13. Principle of No Regrets
I don’t want to regret not saying something. I don’t want you to either. I don’t want to regret doing or not doing something. One tool I use regularly is “2 years from now, what will I regret not stopping or starting TODAY.” As hypothetical as that question sounds, I’ve never once had it answered with the empty set. I like exploring current and potential regrets with people as a way to make sure all of our arguments and discussions are balanced. That said, people often try to read more into me questioning something we’re doing or not doing as something other than just being quickly sure we’re holding ourselves to all the right bars.
Whew! That’s a lot - you can find more in my Cultural Hints, in my Techsylvania or other cultural speeches, or in the articles I feature on my feed. I love talking about how we work just as much as the work - I believe they are both necessary and leveraged.

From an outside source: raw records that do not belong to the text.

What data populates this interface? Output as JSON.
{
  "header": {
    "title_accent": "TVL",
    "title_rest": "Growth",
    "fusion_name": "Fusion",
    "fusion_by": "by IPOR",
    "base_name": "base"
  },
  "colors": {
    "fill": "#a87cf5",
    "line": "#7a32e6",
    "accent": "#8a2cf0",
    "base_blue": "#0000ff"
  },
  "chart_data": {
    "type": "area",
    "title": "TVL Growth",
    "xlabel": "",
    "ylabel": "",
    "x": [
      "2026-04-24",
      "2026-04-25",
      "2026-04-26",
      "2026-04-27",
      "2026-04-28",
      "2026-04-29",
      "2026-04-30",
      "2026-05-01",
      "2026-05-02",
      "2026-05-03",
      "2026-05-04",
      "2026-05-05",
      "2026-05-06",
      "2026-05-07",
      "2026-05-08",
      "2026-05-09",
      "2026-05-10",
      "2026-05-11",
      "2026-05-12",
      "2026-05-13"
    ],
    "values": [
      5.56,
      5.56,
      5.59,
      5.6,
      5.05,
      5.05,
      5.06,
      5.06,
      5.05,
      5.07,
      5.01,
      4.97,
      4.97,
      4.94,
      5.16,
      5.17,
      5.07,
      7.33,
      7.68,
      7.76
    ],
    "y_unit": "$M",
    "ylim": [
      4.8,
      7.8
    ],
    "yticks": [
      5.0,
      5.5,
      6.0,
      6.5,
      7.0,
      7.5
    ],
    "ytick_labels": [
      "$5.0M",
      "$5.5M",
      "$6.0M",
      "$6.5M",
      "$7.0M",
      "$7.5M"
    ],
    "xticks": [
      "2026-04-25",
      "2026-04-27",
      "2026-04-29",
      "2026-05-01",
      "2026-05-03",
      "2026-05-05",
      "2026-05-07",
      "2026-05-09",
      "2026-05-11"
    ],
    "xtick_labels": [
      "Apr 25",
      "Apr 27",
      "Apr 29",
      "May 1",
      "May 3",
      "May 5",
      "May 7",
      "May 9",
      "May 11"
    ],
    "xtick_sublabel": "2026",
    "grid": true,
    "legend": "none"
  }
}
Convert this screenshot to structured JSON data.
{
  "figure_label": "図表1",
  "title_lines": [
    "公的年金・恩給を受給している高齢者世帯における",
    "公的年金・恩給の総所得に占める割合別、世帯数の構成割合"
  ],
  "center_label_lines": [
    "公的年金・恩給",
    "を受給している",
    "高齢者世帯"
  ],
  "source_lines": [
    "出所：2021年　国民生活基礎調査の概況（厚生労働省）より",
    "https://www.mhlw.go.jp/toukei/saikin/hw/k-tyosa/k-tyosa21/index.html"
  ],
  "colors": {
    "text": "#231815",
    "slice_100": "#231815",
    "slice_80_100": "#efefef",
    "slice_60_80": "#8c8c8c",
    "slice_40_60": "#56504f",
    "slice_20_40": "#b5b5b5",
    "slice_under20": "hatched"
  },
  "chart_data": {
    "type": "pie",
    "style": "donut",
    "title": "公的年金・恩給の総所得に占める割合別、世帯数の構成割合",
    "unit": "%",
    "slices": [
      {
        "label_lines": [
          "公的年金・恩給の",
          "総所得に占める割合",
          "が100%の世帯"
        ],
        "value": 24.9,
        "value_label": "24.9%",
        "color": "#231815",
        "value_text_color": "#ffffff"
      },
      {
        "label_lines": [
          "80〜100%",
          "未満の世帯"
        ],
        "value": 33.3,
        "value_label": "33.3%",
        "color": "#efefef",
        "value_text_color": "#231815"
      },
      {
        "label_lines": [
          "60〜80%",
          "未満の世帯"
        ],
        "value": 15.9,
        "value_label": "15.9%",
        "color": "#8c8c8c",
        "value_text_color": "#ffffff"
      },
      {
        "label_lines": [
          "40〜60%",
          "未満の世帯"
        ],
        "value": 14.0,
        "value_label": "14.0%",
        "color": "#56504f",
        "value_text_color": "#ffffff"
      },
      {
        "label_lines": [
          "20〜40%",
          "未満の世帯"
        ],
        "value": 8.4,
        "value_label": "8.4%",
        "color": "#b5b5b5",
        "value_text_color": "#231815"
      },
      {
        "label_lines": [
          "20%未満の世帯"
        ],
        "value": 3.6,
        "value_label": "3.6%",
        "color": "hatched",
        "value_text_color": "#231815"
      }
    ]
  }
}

Bad habits I am working on
1. I can and will sometimes be micro-managing
Stop me. Believe it or not, as I do it, I think I’m being helpful. It’s my way of feeling safe or grounded when I’m experiencing imposter syndrome or just don’t understand something. I realize that it is disempowering and will never react badly to this or other criticism.
2. When I’m excited about something, I can still be a bad listener
Two decades of work on this have moved me up to an A- listener on good days and a B- or worse on bad days. I want to get better. Help me by pointing out that you don’t feel heard / respected / validated, whatever, and I’ll back right off and we’ll problem solve it.
3. There are others
But, I believe in only working on 1-2 things at a time, and those are my current ones.
Conclusion
I hope this has been useful. It’s too long, it’s too short, it’s too precise and it’s too vague, all at the same time. Such is the human condition. I can’t wait to hear your thoughts!
* It’s Version 0.7 because I don’t think I’ll ever be done.